CPT modifier used for preoperative management only. When one physician performs the preoperative care and evaluation and another physician performs the surgical procedure, the preoperative component may be identified by adding the modifier -56 to the usual procedure number. This modifier may affect reimbursement, depending on the payer.

Modifier-57

CPT modifier used for decision for surgery. An evaluation and management service that resulted in the initial decision to perform the surgery may be identified by adding the modifier -57 to the appropriate level of E/M service. This modifier is informational in nature. Do not ask for an adjustment in reimbursement. Monitor reimbursement when using this modifier.

Modifier-58

CPT modifier used for staged or related procedure or service by the same physician during the postoperative period. The physician may need to indicate that the performance of a procedure or service during the postoperative period was (1) planned prospectively at the time of the original procedure (staged); (2) more extensive than the original procedure; or (3) for therapy after a diagnostic surgical procedure. This circumstance may be reported by adding the modifier -58 to the staged or related procedure. This modifier is informational in nature. Do not ask for an adjustment in reimbursement. Monitor reimbursement when using this modifier.This modifier is not used to report the treatment of a problem that requires a return to the operating room. See modifier -78 .

Modifier-59

CPT modifier used for distinct procedural service. Under certain circumstances, the physician may need to indicate that a procedure or service was distinct or independent from other services performed on the same day. Modifier -59 is used to identify procedures/services that are not normally reported together but are appropriate under the circumstances. This may represent a different session or patient encounter, different procedure or surgery, different site or organ system, separate incision/excision, separate lesion, or separate injury (or area of injury in extensive injuries) not ordinarily encountered or performed on the same day by the same physician.
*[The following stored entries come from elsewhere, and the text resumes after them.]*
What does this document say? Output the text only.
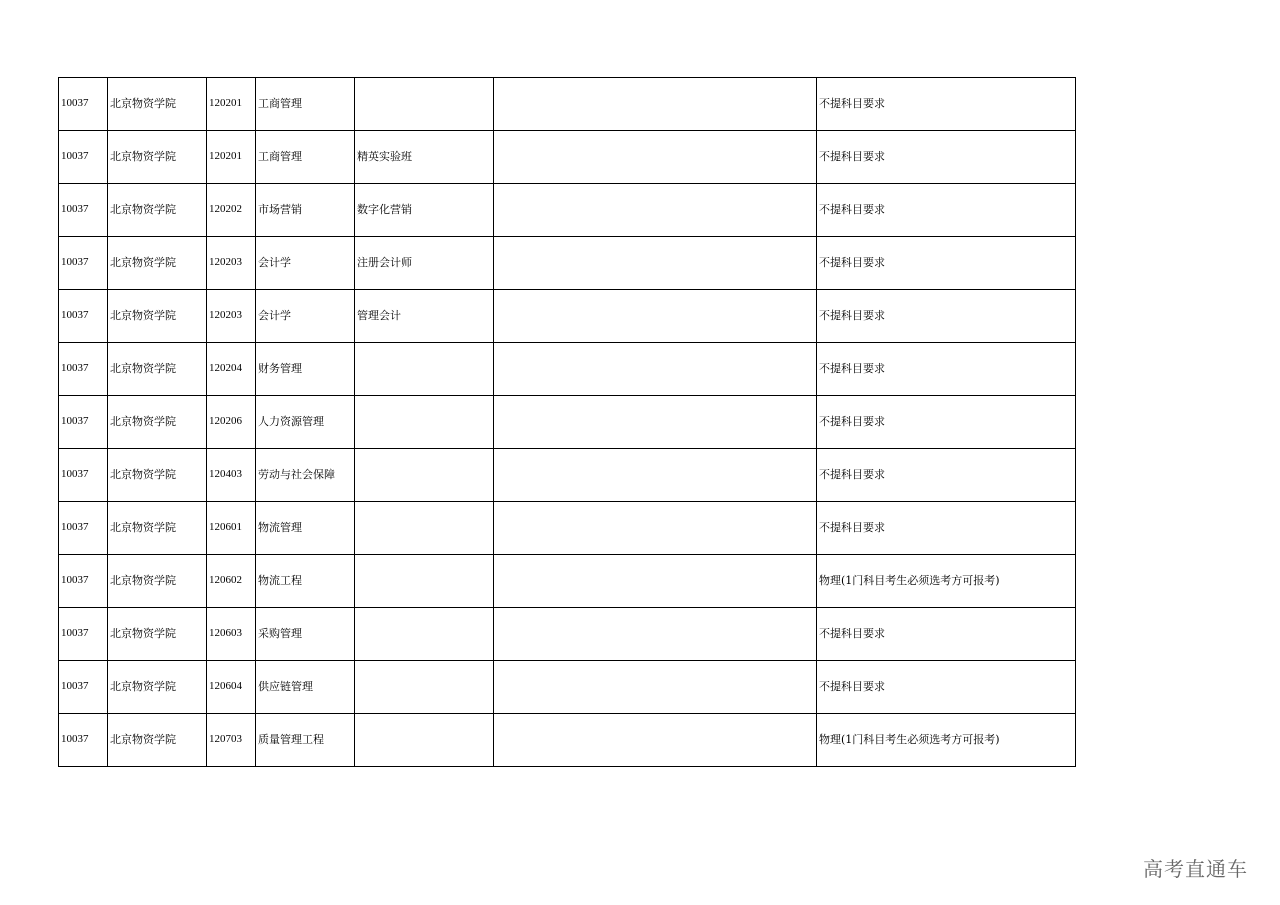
10037	北京物资学院	120201	工商管理			不提科目要求
10037	北京物资学院	120201	工商管理	精英实验班		不提科目要求
10037	北京物资学院	120202	市场营销	数字化营销		不提科目要求
10037	北京物资学院	120203	会计学	注册会计师		不提科目要求
10037	北京物资学院	120203	会计学	管理会计		不提科目要求
10037	北京物资学院	120204	财务管理			不提科目要求
10037	北京物资学院	120206	人力资源管理			不提科目要求
10037	北京物资学院	120403	劳动与社会保障			不提科目要求
10037	北京物资学院	120601	物流管理			不提科目要求
10037	北京物资学院	120602	物流工程			物理(1门科目考生必须选考方可报考)
10037	北京物资学院	120603	采购管理			不提科目要求
10037	北京物资学院	120604	供应链管理			不提科目要求
10037	北京物资学院	120703	质量管理工程			物理(1门科目考生必须选考方可报考)
高考直通车
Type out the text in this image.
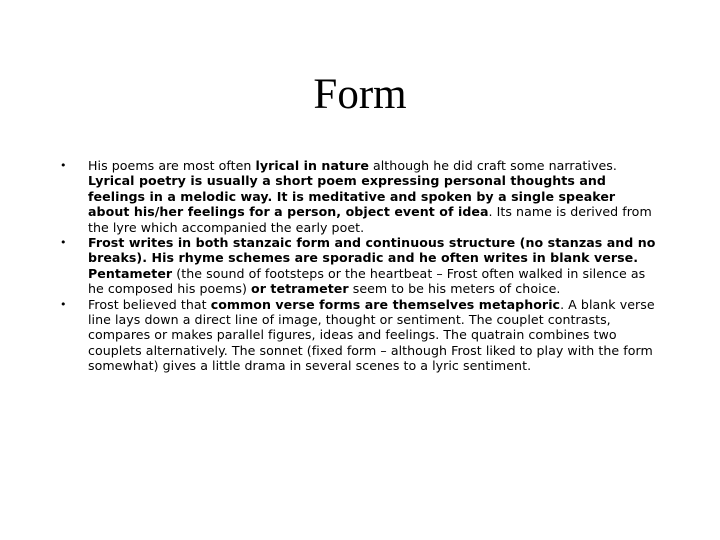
Form
• His poems are most often lyrical in nature although he did craft some narratives. Lyrical poetry is usually a short poem expressing personal thoughts and feelings in a melodic way. It is meditative and spoken by a single speaker about his/her feelings for a person, object event of idea. Its name is derived from the lyre which accompanied the early poet.
• Frost writes in both stanzaic form and continuous structure (no stanzas and no breaks). His rhyme schemes are sporadic and he often writes in blank verse. Pentameter (the sound of footsteps or the heartbeat – Frost often walked in silence as he composed his poems) or tetrameter seem to be his meters of choice.
• Frost believed that common verse forms are themselves metaphoric. A blank verse line lays down a direct line of image, thought or sentiment. The couplet contrasts, compares or makes parallel figures, ideas and feelings. The quatrain combines two couplets alternatively. The sonnet (fixed form – although Frost liked to play with the form somewhat) gives a little drama in several scenes to a lyric sentiment.
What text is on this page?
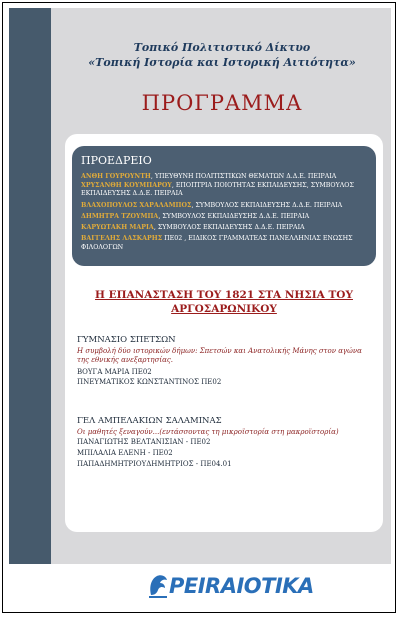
Τοπικό Πολιτιστικό Δίκτυο
«Τοπική Ιστορία και Ιστορική Αιτιότητα»
ΠΡΟΓΡΑΜΜΑ
ΠΡΟΕΔΡΕΙΟ
ΑΝΘΗ ΓΟΥΡΟΥΝΤΗ, ΥΠΕΥΘΥΝΗ ΠΟΛΙΤΙΣΤΙΚΩΝ ΘΕΜΑΤΩΝ Δ.Δ.Ε. ΠΕΙΡΑΙΑ
ΧΡΥΣΑΝΘΗ ΚΟΥΜΠΑΡΟΥ, ΕΠΟΠΤΡΙΑ ΠΟΙΟΤΗΤΑΣ ΕΚΠΑΙΔΕΥΣΗΣ, ΣΥΜΒΟΥΛΟΣ
ΕΚΠΑΙΔΕΥΣΗΣ Δ.Δ.Ε. ΠΕΙΡΑΙΑ
ΒΛΑΧΟΠΟΥΛΟΣ ΧΑΡΑΛΑΜΠΟΣ, ΣΥΜΒΟΥΛΟΣ ΕΚΠΑΙΔΕΥΣΗΣ Δ.Δ.Ε. ΠΕΙΡΑΙΑ
ΔΗΜΗΤΡΑ ΤΖΟΥΜΠΑ, ΣΥΜΒΟΥΛΟΣ ΕΚΠΑΙΔΕΥΣΗΣ Δ.Δ.Ε. ΠΕΙΡΑΙΑ
ΚΑΡΥΩΤΑΚΗ ΜΑΡΙΑ, ΣΥΜΒΟΥΛΟΣ ΕΚΠΑΙΔΕΥΣΗΣ Δ.Δ.Ε. ΠΕΙΡΑΙΑ
ΒΑΓΓΕΛΗΣ ΛΑΣΚΑΡΗΣ ΠΕ02 , ΕΙΔΙΚΟΣ ΓΡΑΜΜΑΤΕΑΣ ΠΑΝΕΛΛΗΝΙΑΣ ΕΝΩΣΗΣ
ΦΙΛΟΛΟΓΩΝ
Η ΕΠΑΝΑΣΤΑΣΗ ΤΟΥ 1821 ΣΤΑ ΝΗΣΙΑ ΤΟΥ
ΑΡΓΟΣΑΡΩΝΙΚΟΥ
ΓΥΜΝΑΣΙΟ ΣΠΕΤΣΩΝ
Η συμβολή δύο ιστορικών δήμων: Σπετσών και Ανατολικής Μάνης στον αγώνα
της εθνικής ανεξαρτησίας.
ΒΟΥΓΑ ΜΑΡΙΑ ΠΕ02
ΠΝΕΥΜΑΤΙΚΟΣ ΚΩΝΣΤΑΝΤΙΝΟΣ ΠΕ02
ΓΕΛ ΑΜΠΕΛΑΚΙΩΝ ΣΑΛΑΜΙΝΑΣ
Οι μαθητές ξεναγούν...(εντάσσοντας τη μικροϊστορία στη μακροϊστορία)
ΠΑΝΑΓΙΩΤΗΣ ΒΕΛΤΑΝΙΣΙΑΝ - ΠΕ02
ΜΠΙΛΑΛΙΑ ΕΛΕΝΗ - ΠΕ02
ΠΑΠΑΔΗΜΗΤΡΙΟΥΔΗΜΗΤΡΙΟΣ - ΠΕ04.01
PEIRAIOTIKA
However, when another already established modifier is appropriate, it should be used rather than modifier -59. Only if no more descriptive modifier is available, and the use of modifier -59 best explains the circumstances, should modifier -59 be used.

Modifier-62

CPT modifier used for two surgeons. When two surgeons work together as primary surgeons performing distinct parts of a single reportable procedure, each surgeon should report his or her distinct operative work using the same procedure code and adding the modifier -62. If additional procedures (including add-on procedures) are performed during the same surgical session, separate codes may be reported without the modifier -62. If the cosurgeon assists in the performance of additional procedure(s) during the same surgical session, those services may be reported using separate procedure code(s) with modifier -80 or -81.

Modifier-63

CPT modifier used for procedure performed on infants less than 4 kg. Procedures performed on neonates and infants up to a present body weight of 4 kg may involve significantly increased complexity and physician work commonly associated with these patients. This circumstance may be reported by adding the modifier -63 to the procedure number. Unless otherwise designated, this modifier may only be appended to procedures/services listed in the 20000-69999 code series. Modifier -63 should not be appended to any codes listed in the Evaluation and Management Services, Anesthesia, Radiology, Pathology/Laboratory, or Medicine sections.